Let's try thinking in base two. Note first that

$${1\over101}=0.001100110011\ldots$$

because $100\times0.001100110011\ldots=0.110011001100\ldots$ so that

$$101\times0.001100110011\ldots=0.110011001100\ldots+0.001100110011\ldots=0.111111111111\ldots=1$$

(in the same way that $0.9999999999\ldots=1$ in base ten). It follows that

$${1\over1010}=0.0001100110011\ldots$$

and thus

$${1001\over1010}=1-{1\over1010}=0.1110011001100\ldots$$

Answer 5

Fractions in decimal lead to repeating decimals. We get things like $$ 10^3 \equiv -1 \pmod {37} \; , $$ $$ 10^6 \equiv 1 \pmod {37} \; , $$ $$ \frac{1}{37} = 0.0270270270270...$$ Here, $2^4 \equiv 1 \pmod 5$ and $$ \frac{1}{5} = \frac{\frac{3}{16}}{\frac{15}{16}} = \frac{\frac{3}{16}}{1 -\frac{1}{16}} $$ The point is that you know how to do this denominator as a repeating binary, $$ \frac{1}{1 -\frac{1}{16}} = 1 + \frac{1}{16} + \frac{1}{16^2} + \frac{1}{16^3} ... $$ or binary $$ 1.000100010001000100010001 \ldots $$ So that is decimal $16/15.$ You also know how to write $3/16$ $$ 0.0011 $$ so that $1/5$ becomes binary $$ 0.0011001100110011001100110011.. $$ and one tenth becomes binary $$ 0.00011001100110011001100110011.. $$ Next, decimal 9 is binary $$ 1001 $$ and we need to multiply with possible carries to get decimal 9/10.

Answer 6

The solution is more compact if we first do the problem in octal, then convert the answer to binary. So note that $0.9 = 9/10_{dec} = 11/12_{oct}$. Then apply the long division algorithm, but do all the arithmetic in octal.
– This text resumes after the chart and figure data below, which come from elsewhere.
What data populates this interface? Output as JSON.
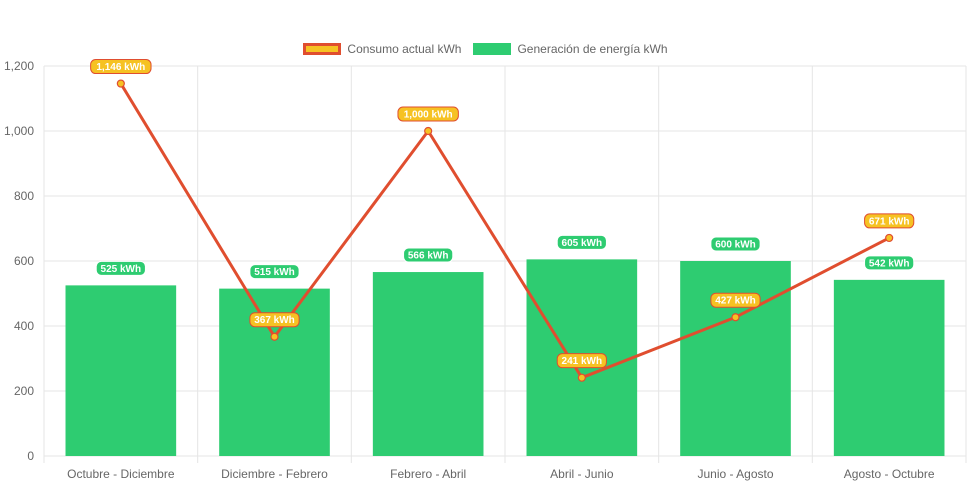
{
  "chart_data": {
    "type": "bar",
    "categories": [
      "Octubre - Diciembre",
      "Diciembre - Febrero",
      "Febrero - Abril",
      "Abril - Junio",
      "Junio - Agosto",
      "Agosto - Octubre"
    ],
    "series": [
      {
        "name": "Consumo actual kWh",
        "type": "line",
        "values": [
          1146,
          367,
          1000,
          241,
          427,
          671
        ],
        "labels": [
          "1,146 kWh",
          "367 kWh",
          "1,000 kWh",
          "241 kWh",
          "427 kWh",
          "671 kWh"
        ],
        "color": "#e04e2f",
        "fill_color": "#f6c223"
      },
      {
        "name": "Generación de energía kWh",
        "type": "bar",
        "values": [
          525,
          515,
          566,
          605,
          600,
          542
        ],
        "labels": [
          "525 kWh",
          "515 kWh",
          "566 kWh",
          "605 kWh",
          "600 kWh",
          "542 kWh"
        ],
        "color": "#2ecc71"
      }
    ],
    "yticks": [
      "0",
      "200",
      "400",
      "600",
      "800",
      "1,000",
      "1,200"
    ],
    "ylim": [
      0,
      1200
    ],
    "grid": true,
    "legend_position": "top"
  }
}
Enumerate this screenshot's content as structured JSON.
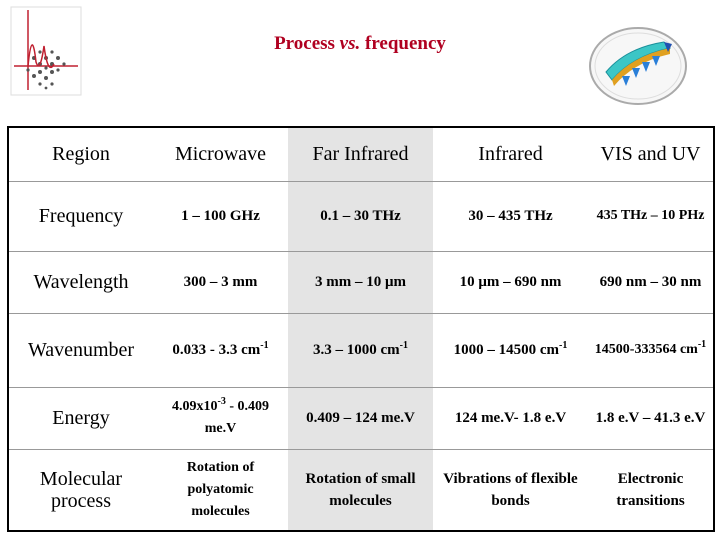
{
  "title": {
    "main": "Process",
    "vs": "vs.",
    "rest": "frequency"
  },
  "table": {
    "headers": [
      "Region",
      "Microwave",
      "Far Infrared",
      "Infrared",
      "VIS and UV"
    ],
    "rows": [
      {
        "label": "Frequency",
        "cells": [
          "1 – 100 GHz",
          "0.1 – 30 THz",
          "30 – 435 THz",
          "435 THz – 10 PHz"
        ]
      },
      {
        "label": "Wavelength",
        "cells": [
          "300 – 3 mm",
          "3 mm – 10 μm",
          "10 μm – 690 nm",
          "690 nm – 30 nm"
        ]
      },
      {
        "label": "Wavenumber",
        "cells": [
          "0.033 - 3.3 cm",
          "3.3 – 1000 cm",
          "1000 – 14500 cm",
          "14500-333564 cm"
        ],
        "sup": "-1"
      },
      {
        "label": "Energy",
        "cells": [
          "4.09x10",
          "0.409 – 124 me.V",
          "124 me.V- 1.8 e.V",
          "1.8 e.V – 41.3 e.V"
        ],
        "energy_exp": "-3",
        "energy_rest": " - 0.409 me.V"
      },
      {
        "label": "Molecular process",
        "cells": [
          "Rotation of polyatomic molecules",
          "Rotation of small molecules",
          "Vibrations of flexible bonds",
          "Electronic transitions"
        ]
      }
    ]
  }
}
This requires that you be able to multiply (by a single digit) and subtract in octal. $$ \require{enclose} \begin{array}{r} 0.714 \\[-3pt] 12 \enclose{longdiv}{11.000} \\[-3pt] \underline{10.6 \phantom{0} \phantom{0}}\\[-3pt] 20 \phantom{0} \\[-3pt] \underline{12 \phantom{0}} \\[-3pt] 60 \\[-3pt] \underline{50} \\[-3pt] 10 \\[-3pt] \end{array} $$ So $11/12_{oct} \approx 0.714_{oct}$.

Conversion from octal to binary is easy: $0.714_{oct} = 0.111001100_{bin}$.

Alternative methods are to do everything in hexadecimal, which is yet more compact, but I find it harder to multiply and subtract in hexadecimal than in octal; or to do everything in binary, but binary requires a lot more writing, which makes for more chances to make mistakes, at least for me.